SNOW SHARK: ANCIENT SNOW BEAST WORLD PREMIERE, THEATRICAL PLAYDATE, AND FESTIVAL PREMIERE
Snow Shark: Ancient Snow Beast, written and directed by 26-year-old Sam Qualiana in Lockport, New York, will have its world premiere at Dipson’s Amherst Theater in Buffalo, New York on Tuesday, April 10th at 7:00 pm; the premiere will be open to the paying public. Two nights later, on Thursday, April 12th, at 7:30 pm, the film will play at The Screening Room Cinema Café in Williamsville, New York. On Saturday, May 12th, it will have its film festival premiere at the South Bronx Film Festival.
“Sam has created a modern creature feature that would make Don Dohler proud,” says Greg Lamberson, who co-produced the micro-budget flick with his Slime City Massacre partners Marc J. Makowski, John Maclay, and Richard Chizmar of Cemetery Dance Publications, and scuba diver Michael Gesel. “It’s an absurd concept played absolutely straight. He could have tackled an easier monster, like Bigfoot, but he had to make his first feature about a shark that swims through the snow! He’s lucky he filmed last year, when we had a long winter, and not this year, when we hardly had any snow at all.”
Snow Shark: Ancient Snow Beast is a creature feature which details the exploits of a prehistoric shark, freed by an earthquake, which lives in the snow and preys upon unsuspecting teenagers, strippers, and hunters. Qualiana plays the lead, a survivor of an earlier attack. He is joined by Jackey Hall (Patient Zero), John Renna and Michael O’Hear (Slime City Massacre), and Kathy Thiel Murphy (Black Guy on a Rampage: Homicidal Vengeance). Qualiana’s father CJ plays the town sheriff, and the rest of his family helped out behind the scenes. Renna, Arick Szymecki, and Andrew Lavin handled the special make-up and creature effects.
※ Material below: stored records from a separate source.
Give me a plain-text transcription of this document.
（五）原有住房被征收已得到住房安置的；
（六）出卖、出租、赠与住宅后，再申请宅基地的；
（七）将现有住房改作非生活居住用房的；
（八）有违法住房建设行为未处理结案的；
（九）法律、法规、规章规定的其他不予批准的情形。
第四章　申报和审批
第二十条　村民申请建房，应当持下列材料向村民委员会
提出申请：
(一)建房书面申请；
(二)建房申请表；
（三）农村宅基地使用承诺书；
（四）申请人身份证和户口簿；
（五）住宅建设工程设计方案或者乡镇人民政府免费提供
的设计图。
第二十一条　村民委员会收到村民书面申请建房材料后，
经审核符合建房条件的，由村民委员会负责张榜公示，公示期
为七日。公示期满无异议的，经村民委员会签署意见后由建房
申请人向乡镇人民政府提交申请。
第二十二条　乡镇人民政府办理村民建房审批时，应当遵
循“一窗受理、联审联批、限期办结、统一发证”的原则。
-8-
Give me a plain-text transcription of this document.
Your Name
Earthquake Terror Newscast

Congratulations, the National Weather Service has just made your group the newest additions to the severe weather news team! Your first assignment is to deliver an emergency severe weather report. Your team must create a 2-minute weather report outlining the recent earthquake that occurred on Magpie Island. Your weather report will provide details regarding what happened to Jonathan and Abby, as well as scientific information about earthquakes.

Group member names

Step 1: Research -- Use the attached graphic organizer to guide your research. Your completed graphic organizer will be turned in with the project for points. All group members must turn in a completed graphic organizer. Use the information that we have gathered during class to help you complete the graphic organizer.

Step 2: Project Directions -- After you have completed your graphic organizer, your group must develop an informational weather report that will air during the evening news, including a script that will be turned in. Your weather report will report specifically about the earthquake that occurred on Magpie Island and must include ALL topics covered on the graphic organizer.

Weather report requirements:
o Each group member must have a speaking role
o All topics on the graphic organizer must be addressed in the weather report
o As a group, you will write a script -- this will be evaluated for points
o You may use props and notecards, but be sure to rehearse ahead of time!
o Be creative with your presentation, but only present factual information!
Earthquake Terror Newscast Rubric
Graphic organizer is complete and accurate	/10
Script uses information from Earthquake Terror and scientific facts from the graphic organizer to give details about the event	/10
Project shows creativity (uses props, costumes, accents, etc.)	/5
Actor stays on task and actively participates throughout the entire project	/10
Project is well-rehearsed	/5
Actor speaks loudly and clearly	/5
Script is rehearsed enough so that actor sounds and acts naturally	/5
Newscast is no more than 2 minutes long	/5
Brett Piper (Muckman) and Mark Polonia (Splatter Beach) edited the film, and Michael Paul Girard (Oversexed Rug-suckers from Mars) provided the score. Lamberson and Qualiana anticipate taking Snow Shark: Ancient Snow Beast on the film festival circuit and are already talking to distributors.
“Hopefully we’ll have some good news to announce at our premiere,” says Qualiana. Who has kept busy acting in his own short films and the recently completed Porkchopp3d.
“He’s out there doing his thing, acting in as many films as he can and getting all kinds of set experience,” adds Lamberson. “That sort of flexibility is the biggest difference between making indie horror films in the 80s and 90s and in the 21st Century.”